Fluorite is a very colorful mineral that comes in a wide range of colors and crystal habits. Note that it also tends to be highly fluorescent under UV light. Some of the most frequently seen colors are green and purple though it may also be commonly found in yellows, purples, and pretty much any color of the rainbow.

It often forms natural cubic, octahedral and dodecahedral crystals. Fluorite is very popular among mineral collectors due to the huge variety of colors and crystal shapes it can be found in.

  1. Garnets

Garnet simply refers to a group of silicate minerals that have been used since antiquity as gemstones and abrasives due to their hardness.

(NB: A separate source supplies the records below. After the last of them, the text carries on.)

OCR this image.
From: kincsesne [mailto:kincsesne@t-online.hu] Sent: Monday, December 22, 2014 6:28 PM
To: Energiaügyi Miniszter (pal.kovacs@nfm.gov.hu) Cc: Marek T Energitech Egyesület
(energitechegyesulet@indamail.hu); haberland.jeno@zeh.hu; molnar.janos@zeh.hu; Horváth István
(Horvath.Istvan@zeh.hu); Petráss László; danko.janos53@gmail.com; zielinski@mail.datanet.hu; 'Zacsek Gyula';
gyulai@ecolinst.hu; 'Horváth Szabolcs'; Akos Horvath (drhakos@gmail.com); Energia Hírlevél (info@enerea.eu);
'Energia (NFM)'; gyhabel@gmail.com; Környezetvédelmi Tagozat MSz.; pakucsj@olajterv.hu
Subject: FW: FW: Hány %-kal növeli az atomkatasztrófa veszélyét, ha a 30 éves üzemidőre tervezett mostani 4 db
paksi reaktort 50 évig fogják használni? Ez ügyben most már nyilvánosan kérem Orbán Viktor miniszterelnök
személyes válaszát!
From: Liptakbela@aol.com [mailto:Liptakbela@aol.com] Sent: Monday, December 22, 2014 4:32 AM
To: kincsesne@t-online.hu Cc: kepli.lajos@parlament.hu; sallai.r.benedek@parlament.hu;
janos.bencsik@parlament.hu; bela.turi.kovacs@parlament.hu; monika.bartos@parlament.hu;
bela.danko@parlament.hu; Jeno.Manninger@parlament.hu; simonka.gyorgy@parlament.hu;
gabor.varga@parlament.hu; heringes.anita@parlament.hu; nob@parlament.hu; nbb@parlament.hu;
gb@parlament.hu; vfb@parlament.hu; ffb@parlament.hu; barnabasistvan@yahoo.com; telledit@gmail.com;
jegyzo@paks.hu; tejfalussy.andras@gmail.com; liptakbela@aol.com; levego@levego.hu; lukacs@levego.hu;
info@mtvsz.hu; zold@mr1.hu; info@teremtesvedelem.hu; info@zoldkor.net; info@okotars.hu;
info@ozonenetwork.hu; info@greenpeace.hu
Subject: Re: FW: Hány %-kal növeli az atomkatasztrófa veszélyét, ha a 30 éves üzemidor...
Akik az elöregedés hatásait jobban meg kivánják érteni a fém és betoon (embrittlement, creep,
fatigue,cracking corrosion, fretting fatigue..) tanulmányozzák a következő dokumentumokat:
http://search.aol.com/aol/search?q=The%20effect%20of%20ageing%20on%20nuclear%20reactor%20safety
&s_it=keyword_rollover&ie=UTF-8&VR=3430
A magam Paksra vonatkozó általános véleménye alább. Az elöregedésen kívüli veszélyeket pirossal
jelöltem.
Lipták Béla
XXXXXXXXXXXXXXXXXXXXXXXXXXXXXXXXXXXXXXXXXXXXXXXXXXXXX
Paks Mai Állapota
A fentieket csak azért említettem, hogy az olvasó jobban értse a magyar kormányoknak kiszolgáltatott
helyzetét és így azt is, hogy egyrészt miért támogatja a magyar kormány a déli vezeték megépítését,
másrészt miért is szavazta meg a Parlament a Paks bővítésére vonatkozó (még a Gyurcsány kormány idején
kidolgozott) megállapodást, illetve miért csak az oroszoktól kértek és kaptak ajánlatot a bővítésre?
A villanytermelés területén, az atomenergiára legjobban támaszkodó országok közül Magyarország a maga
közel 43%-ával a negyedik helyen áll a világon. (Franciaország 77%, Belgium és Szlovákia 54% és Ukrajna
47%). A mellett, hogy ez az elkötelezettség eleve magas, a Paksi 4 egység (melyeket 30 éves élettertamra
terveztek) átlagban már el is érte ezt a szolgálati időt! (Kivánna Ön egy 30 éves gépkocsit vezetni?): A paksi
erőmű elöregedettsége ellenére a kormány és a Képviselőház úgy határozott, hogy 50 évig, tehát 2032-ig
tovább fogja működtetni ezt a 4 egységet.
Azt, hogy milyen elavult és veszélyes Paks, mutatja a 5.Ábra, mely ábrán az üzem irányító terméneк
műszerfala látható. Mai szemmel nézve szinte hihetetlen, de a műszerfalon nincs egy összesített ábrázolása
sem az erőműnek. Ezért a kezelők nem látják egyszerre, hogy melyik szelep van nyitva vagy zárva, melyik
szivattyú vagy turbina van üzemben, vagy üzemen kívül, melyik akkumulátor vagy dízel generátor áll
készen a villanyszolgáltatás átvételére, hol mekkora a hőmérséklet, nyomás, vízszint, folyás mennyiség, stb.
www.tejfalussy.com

There are over a dozen species of garnets with some of the more common being Almandine, Pyrope, Spessartine, Grossular, and Andradite. All of these types of garnets have similar physical properties and crystal forms but differ in chemical composition.

  1. Malachite

Malachite is a dark green, copper-based mineral. It can grow in botryoidal masses or stalactite and reniform formations, more or less as a tight cluster of fanning fibrous needles that make up a seemingly solid mass.

As layers continue to stack during formation, a banded pattern can sometimes begin to take shape, which details the rings in all shades of green that are seen on most polished malachite specimens. Malachite has been prized since ancient times, first as a copper ore, and then as a decorative stone.

It is most often seen available for sale in a polished form rather than raw crystals. It is very often associated with other copper-based minerals like Azurite and Chrysocolla.


Precious stone dealers and retailers consistently make money, as there are large numbers of people looking for new and unique stone and jewelry options. Presently the traditional jewelry business is facing greater competition from cottage industry Jewellers.

The biggest part of your success will depend on your interaction with customers and other gem dealers. An ability to build personal relationships and provide customer service will be key to creating and continuing a career in precious gem sales.